Suffix Arrays

Suffix arrays are a clever idea that can be used to solve some tricky problems involving strings. A suffix array is a sorted list of all the suffixes of a string. For example, the suffixes of computer are listed below on the left. Then we sort them alphabetically, as shown on the right.

computer                     computer
 omputer                     er
  mputer                     mputer
   puter                     omputer
    uter                     puter
     ter                     r
      er                     ter
       r                     uter

Sometimes people store the indices that the suffixes start at instead of the suffixes themselves. But we'll stick to storing the suffixes themselves. Below is a function to create a suffix array from a string. There are approaches with better big O performance that should be used for real applications, but this should be fine for our purposes.

def suffix_array(s):
    return sorted([s[i:] for i in range(len(s))])

Suffix arrays are good for answering questions about substrings. Below we will look at several applications. For each of them, the key fact that makes suffix arrays useful is the fact that every substring of the main string will appear at the start of some suffix (namely the suffix that starts at the same index that the substring starts at).

Testing if a string contains a substring

If we have a suffix array already created, a fast approach is to do a binary search of the suffix array.

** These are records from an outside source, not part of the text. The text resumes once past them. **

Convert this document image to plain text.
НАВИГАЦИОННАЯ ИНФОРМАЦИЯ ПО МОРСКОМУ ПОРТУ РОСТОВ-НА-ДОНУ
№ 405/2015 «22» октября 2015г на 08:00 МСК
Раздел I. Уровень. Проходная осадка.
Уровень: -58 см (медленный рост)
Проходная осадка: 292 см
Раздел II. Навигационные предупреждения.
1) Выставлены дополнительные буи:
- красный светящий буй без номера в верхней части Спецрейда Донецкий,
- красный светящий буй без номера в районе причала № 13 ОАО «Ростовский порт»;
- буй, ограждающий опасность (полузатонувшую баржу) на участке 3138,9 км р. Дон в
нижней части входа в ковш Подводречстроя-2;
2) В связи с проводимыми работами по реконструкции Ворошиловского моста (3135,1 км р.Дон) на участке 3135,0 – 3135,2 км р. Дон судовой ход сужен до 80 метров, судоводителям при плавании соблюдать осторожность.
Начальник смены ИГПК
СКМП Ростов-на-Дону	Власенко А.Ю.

Since every substring appears at the start of some suffix, we modify the binary search algorithm so that instead of checking the entire suffix, it just checks as many characters as are in the substring. For instance, suppose we are searching for the substring put in computer. At the first step of the binary search, we would check index 3 of the suffix array, which is omputer. We compare the first three letters of omputer, which is omp, with put.

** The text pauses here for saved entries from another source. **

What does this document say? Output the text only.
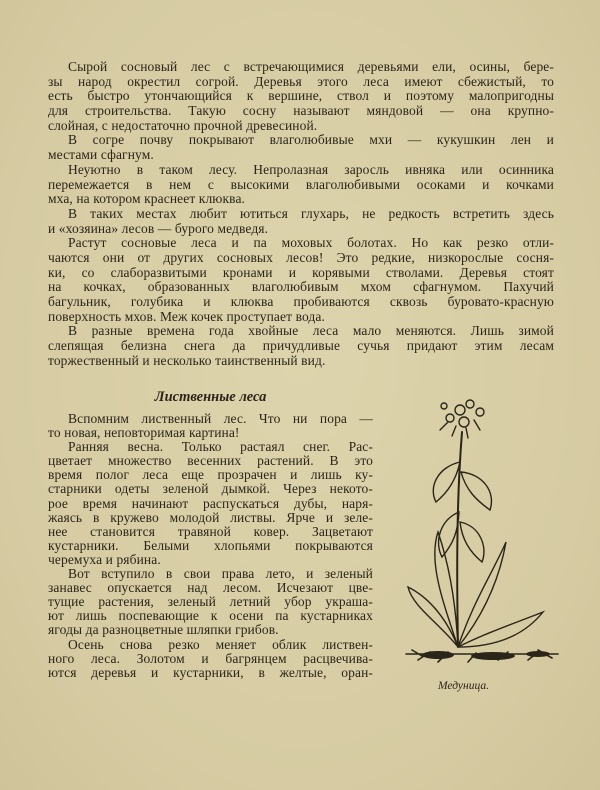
Сырой сосновый лес с встречающимися деревьями ели, осины, бере-
зы народ окрестил согрой. Деревья этого леса имеют сбежистый, то
есть быстро утончающийся к вершине, ствол и поэтому малопригодны
для строительства. Такую сосну называют мяндовой — она крупно-
слойная, с недостаточно прочной древесиной.
В согре почву покрывают влаголюбивые мхи — кукушкин лен и
местами сфагнум.
Неуютно в таком лесу. Непролазная заросль ивняка или осинника
перемежается в нем с высокими влаголюбивыми осоками и кочками
мха, на котором краснеет клюква.
В таких местах любит ютиться глухарь, не редкость встретить здесь
и «хозяина» лесов — бурого медведя.
Растут сосновые леса и па моховых болотах. Но как резко отли-
чаются они от других сосновых лесов! Это редкие, низкорослые сосня-
ки, со слаборазвитыми кронами и корявыми стволами. Деревья стоят
на кочках, образованных влаголюбивым мхом сфагнумом. Пахучий
багульник, голубика и клюква пробиваются сквозь буровато-красную
поверхность мхов. Меж кочек проступает вода.
В разные времена года хвойные леса мало меняются. Лишь зимой
слепящая белизна снега да причудливые сучья придают этим лесам
торжественный и несколько таинственный вид.
Лиственные леса
Вспомним лиственный лес. Что ни пора —
то новая, неповторимая картина!
Ранняя весна. Только растаял снег. Рас-
цветает множество весенних растений. В это
время полог леса еще прозрачен и лишь ку-
старники одеты зеленой дымкой. Через некото-
рое время начинают распускаться дубы, наря-
жаясь в кружево молодой листвы. Ярче и зеле-
нее становится травяной ковер. Зацветают
кустарники. Белыми хлопьями покрываются
черемуха и рябина.
Вот вступило в свои права лето, и зеленый
занавес опускается над лесом. Исчезают цве-
тущие растения, зеленый летний убор украша-
ют лишь поспевающие к осени па кустарниках
ягоды да разноцветные шляпки грибов.
Осень снова резко меняет облик листвен-
ного леса. Золотом и багрянцем расцвечива-
ются деревья и кустарники, в желтые, оран-
Медуница.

Note: This approach requires us to first create a suffix array. If we are just checking a single substring, then the time to create the suffix array would be longer than just doing a slow linear search for the substring. However, if we are doing a lot of substring searches on the same string, then this is a good approach.**For just checking a single substring, there are a number of special string searching algorithms that are better than a linear search.

Counting the number of occurrences of a substring.

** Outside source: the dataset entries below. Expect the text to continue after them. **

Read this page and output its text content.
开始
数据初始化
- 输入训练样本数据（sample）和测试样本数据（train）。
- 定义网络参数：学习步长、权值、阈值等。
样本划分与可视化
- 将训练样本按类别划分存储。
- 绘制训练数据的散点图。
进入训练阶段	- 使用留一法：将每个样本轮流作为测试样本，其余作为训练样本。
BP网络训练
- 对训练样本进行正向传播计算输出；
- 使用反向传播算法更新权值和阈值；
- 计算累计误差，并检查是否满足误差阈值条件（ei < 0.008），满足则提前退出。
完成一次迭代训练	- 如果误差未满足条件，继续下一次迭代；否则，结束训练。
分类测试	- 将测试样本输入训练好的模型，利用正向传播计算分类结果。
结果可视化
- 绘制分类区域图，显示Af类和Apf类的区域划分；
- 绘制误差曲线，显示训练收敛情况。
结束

To do this, use the binary search to find an index in the array where the substring appears at the start of a suffix. All of the other occurrences of that substring will be next to it in the array. For instance, suppose we have the string abcaabcbcbbc. The suffix array for it is shown below.

aabcbcbbc
abcaabcbcbbc
abcbcbbc
bbc
bc
bcaabcbcbbc
\h{bcbbc}
bcbcbbc
c
caabcbcbbc
cbbc
cbcbbc

Suppose we are looking for a count of the substring bc. Notice that all the substrings that start with bc are grouped together. A binary search would find one of them, such as the one highlighted above. Then we could run one loop that goes toward the front of the string and another that goes toward the back of the string to count them all. Those loops will be quick because we can stop once the substrings stop starting with bc.

Finding the longest repeated substring

Here we are looking at all the substrings that appear more than once, and we want the longest of those. Let's say the string is abcabacabcabaac. As we noted in the previous problem, each substring will show up at the start of some suffix, and all occurrences of the substring will be grouped together. The trick to finding the longest repeated substring is to look at the prefixes of each suffix (what they start with), and see what each one has in common with the one before it.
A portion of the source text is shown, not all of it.